}

Sunday, October 27, 2019

The rollercoaster

It’s common to describe times when we face a lot of challenges as a rollercoaster, with the varying speed and velocity, along with sudden changes and unexpected hills and valleys that implies. But the rollercoaster metaphor isn’t really applicable to bad times, because when we choose to ride an actual rollercoaster it’s because we expect it to be fun, thrilling, exciting—positive, in other words. So, the word “rollercoaster” hardly seems appropriate for what I’m going through.

And yet, this has certainly been a rollercoaster.

On Friday, for example, my ride suddenly went downhill fast and hit a low point that curved around a bend sharply. At that moment, all I could think of was calling a halt to everything because I just couldn’t cope. I should have known that I was in for a bad patch: The night before I was crying as I was tidying the kitchen before I went to bed, but I didn’t stop the tidying because I had too much to do. Friday morning, I had a similar thing happen.

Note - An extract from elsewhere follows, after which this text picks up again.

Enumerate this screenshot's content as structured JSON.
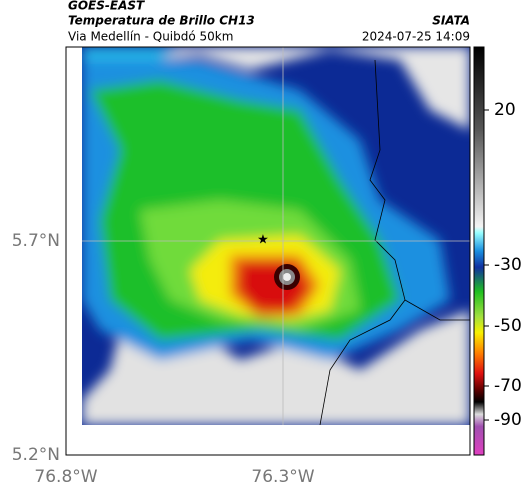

As that rollercoaster was careening around the sharp curve on Friday, I thought to myself, “why am I feeling this way all the sudden?” I thought about it, and how I actually DO want to keep moving forward, and then I realised the actual problem is that getting this house ready to sell, the decluttering in particular, is daunting. Extremely daunting, in fact. I decided that the main issue is that it’s kind of embarrassing how much there is to go through, and, more specifically, that I’m not really going to do that: I’m going to just pack things up and go through it later, when I’m in my new house (whatever that may be). I just don’t have the emotional or intellectual room to do otherwise.

I also knew I shouldn’t be so hard on myself. In Nigel’s last days, he said that he wanted to live long enough to get rid of all his “toys”—the various computer and technical projects he was working on (including four 3-D printers he’d built or was building). Many of his projects are unfinished, and figuring out how to box it all up will be a challenge.

Nigel didn’t want me to have to deal with all that, but as things worked out, I do have to. I thought that I was embarrassed because I felt I “should” go through the stuff when, for a whole lot of reasons, I’m not ready to.

I’ve come to realise that it was wasn’t actually embarrassment as such, that was just how I perceived it. Instead, the real issue, and the reason boxing it all up affects me, is that the stuff Nigel left behind is stuff that is more “him” than almost anything else in the house because they reflect his interests, his passions, things he enjoyed working on—in a sense, they are actually him.

Part of why I worked this out was that I wasn’t embarrassed about getting help with the gardens, even though they were my responsibility and, technically, my “fault” that they got out of control. But that’s just it, I thought: That was in my control, and I knew I needed help to deal with it (besides, there were reasons things got out of control, including taking care of Nigel). The reality, though, or the additional one, maybe, is that those gardens never reflected either of us—they were just things to be maintained.

I can’t claim credit for figuring all that out by myself. My brother-in-law Terry happened to ring that afternoon, after my low point had passed, and talking it over with him helped me to further work out what had happened, and why.

The momentary crash passed, as they always do, and the rollercoaster started heading back up again. I was actually feeling pretty good when family members got to the house later that afternoon to help me with my mini working bee outside the house the next day. My mother-in-law was among them, and she’ll be staying with me this week. So, Friday night was nice, and so was the fish and chips we had for dinner, just like Nigel and I always had on Friday nights.

Saturday went really well, and the gardens look awesome (I realised too late that I should have taken before and after photos. Oops). My personal goal was to make some repairs to the fences, and I did that, but I overdid it a bit with another project: The previous owners left a nearly-full compost bin that I’d never emptied, mainly because I had no idea what they’d put in it, and whether it was suitable for vegetable patches. So, I dug it out, spreading it in a low part of the garden that’s usually covered with weeds, all so we could put the pulled weeds into the bin. The problem is that it was heavy work that I attempted a little too fast.

I spent the rest of the afternoon after everyone left quietly talking with Nigel’s Mum. It was relaxing.

So, my rollercoaster went from a relatively uneventful bit of track, to a sudden sharp drop followed by a steeply banked curve, only to head back up again. The ride continues.

There are some important lessons I take from all this. First, and most obviously, rollercoaster rides are unpredictable—obvious, I know, but it’s good to remember that there can be low points and high points relatively close to each other. The second thing is that if I stop to think about whatever is upsetting me, I can usually work out what the real issue is and deal with that. I never knew that this all could be necessary, but, then, there are a lot of things I never knew would be necessary until they were. Knowing that, along with the reason why they’re necessary, is the sort of thing that made me cry while cleaning the kitchen.

I have a long way to go on this ride, of course, and this rollercoaster ride is likely to be very rough sometimes. I know that. In real life, I can’t ride rollercoasters anymore because they give me motion sickness. The metaphorical one kind of does that, too. And that’s the third thing I learned from this experience.

But the biggest lesson of all is that I can endure and make it through nearly anything, including a rogue rollercoaster ride, when I turn to others for help.